Slideshow: NPC and CPPCC Meet, Crackdown On Petitioners in Full Swing

From overseas website Boxun News, translated by CDT:

Only a few months into the new year, and just after the Lantern Festival, petitioners from all over the country and provincial police officers have gathered en mass around Beijing’s South Station. Within a mile radius of the place, there’s the State Petition Office, the General Office of the State Council and the National People’s Congress. Petitioners and police officers from all over the country gathered here day in and day out, year after year are at loggerheads with one another. They’re engaged in a large-scale, intense game of chess, and it always happens at the same time, when the National People’s Congress (NPC) and the Chinese People’s Political Consultative Conference (CPPCC) are in session.

Since 2008 is the year of the Beijing Olympics, the crackdown on petitioners in terms of scope and severity surpasses anything we’ve seen yet. The crackdown is unprecedented and comprehensive – it reveals how complete government control over common people is. Take for example the reception center for the Supreme Court: Every morning, there are cars lined up bumper to bumper starting at Kaiyang bridge and extending west into the distance. Some of them are even double-parked. The following video was shot quickly in the afternoon. Compared to the morning, there are half as many cars, but it’s still impressive. It’s hard to know exactly how many cars there are all together. Whenever a space opens, a new police vehicle with out-of-town plates pulls in. From the ruins of torn houses near South Station it was possible to take pictures of a few of the different license plates: There were cars from Shandong, Jiangsu, Heilongjiang, Liaoning, Shanxi, etc.

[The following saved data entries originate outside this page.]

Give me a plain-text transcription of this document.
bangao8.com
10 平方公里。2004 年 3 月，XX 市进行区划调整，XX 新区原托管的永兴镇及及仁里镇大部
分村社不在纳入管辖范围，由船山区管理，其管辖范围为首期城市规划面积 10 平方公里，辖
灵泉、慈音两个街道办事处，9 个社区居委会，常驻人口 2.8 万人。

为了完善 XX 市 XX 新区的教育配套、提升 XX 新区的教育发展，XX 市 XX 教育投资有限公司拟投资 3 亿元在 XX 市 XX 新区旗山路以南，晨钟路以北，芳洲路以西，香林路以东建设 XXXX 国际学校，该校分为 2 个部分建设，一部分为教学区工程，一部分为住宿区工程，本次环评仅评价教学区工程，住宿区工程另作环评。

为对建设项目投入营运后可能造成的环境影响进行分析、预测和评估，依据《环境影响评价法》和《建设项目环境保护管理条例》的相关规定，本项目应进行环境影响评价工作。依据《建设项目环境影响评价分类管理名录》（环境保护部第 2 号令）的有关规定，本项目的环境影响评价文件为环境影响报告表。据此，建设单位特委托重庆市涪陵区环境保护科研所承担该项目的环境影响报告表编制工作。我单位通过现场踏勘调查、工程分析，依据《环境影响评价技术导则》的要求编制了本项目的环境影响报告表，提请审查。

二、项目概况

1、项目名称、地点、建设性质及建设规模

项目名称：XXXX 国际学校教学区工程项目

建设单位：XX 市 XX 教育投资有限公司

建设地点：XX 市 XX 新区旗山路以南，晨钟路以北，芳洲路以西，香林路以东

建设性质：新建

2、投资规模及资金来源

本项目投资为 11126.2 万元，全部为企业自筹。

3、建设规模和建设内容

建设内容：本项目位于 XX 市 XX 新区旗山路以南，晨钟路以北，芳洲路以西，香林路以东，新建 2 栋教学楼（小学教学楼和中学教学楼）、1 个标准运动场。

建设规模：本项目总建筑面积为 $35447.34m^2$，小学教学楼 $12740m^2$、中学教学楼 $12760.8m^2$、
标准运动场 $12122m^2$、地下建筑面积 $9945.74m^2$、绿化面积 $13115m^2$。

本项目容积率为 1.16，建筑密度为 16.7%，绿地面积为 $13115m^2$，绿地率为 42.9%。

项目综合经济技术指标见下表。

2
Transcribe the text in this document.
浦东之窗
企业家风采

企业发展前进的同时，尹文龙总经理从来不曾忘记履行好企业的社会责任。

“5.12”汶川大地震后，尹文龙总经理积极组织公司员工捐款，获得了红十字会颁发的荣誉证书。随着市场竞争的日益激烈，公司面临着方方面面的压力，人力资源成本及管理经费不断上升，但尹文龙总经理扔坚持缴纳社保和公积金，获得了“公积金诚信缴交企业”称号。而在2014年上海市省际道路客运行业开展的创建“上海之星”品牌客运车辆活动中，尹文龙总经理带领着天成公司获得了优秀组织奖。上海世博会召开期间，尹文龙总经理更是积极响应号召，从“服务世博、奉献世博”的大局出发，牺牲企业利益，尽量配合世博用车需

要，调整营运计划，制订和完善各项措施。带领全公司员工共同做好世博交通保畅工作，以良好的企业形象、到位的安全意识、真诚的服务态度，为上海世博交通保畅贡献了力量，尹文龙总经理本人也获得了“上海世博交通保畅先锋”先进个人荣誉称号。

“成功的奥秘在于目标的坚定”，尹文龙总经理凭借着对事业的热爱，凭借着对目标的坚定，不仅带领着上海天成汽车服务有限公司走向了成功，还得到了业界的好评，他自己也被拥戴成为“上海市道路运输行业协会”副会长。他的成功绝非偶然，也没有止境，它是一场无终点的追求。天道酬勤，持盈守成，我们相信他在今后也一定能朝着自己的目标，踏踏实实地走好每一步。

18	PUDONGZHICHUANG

Taoran Bridge was crowded with police speaking all different kinds of dialects breaking up petitioners who refused to be silenced. The scene was noisier even than Beijing’s dog market. The picture below is a shot taken in the afternoon; the morning wave of petitioners had already come and gone.

Meanwhile, Beijing police were gathering en mass around South Station creating an atmosphere designed to stifle petitioners. Since the NPC was in session that day, on all number 20 buses, which go from South Station to North Station via Tiananmen Sqaure, the windows were temporarily sealed shut with tape and police officers were onboard from the first stop to the last to prevent petitioners from distributing pamphlets. Bus number 20 was more strictly monitored than any of the other busses that by Tiananmen.

During the NPC and CPPCC meetings, there was said to be heightened security in order to prevent potential terrorist attacks, but it was really just to further suppress petitioners. Can an old cop on the bus guarding a window really help prevent terrorism? Clearly it was just a way of using police force to prevent petitioners from spreading pamphlets.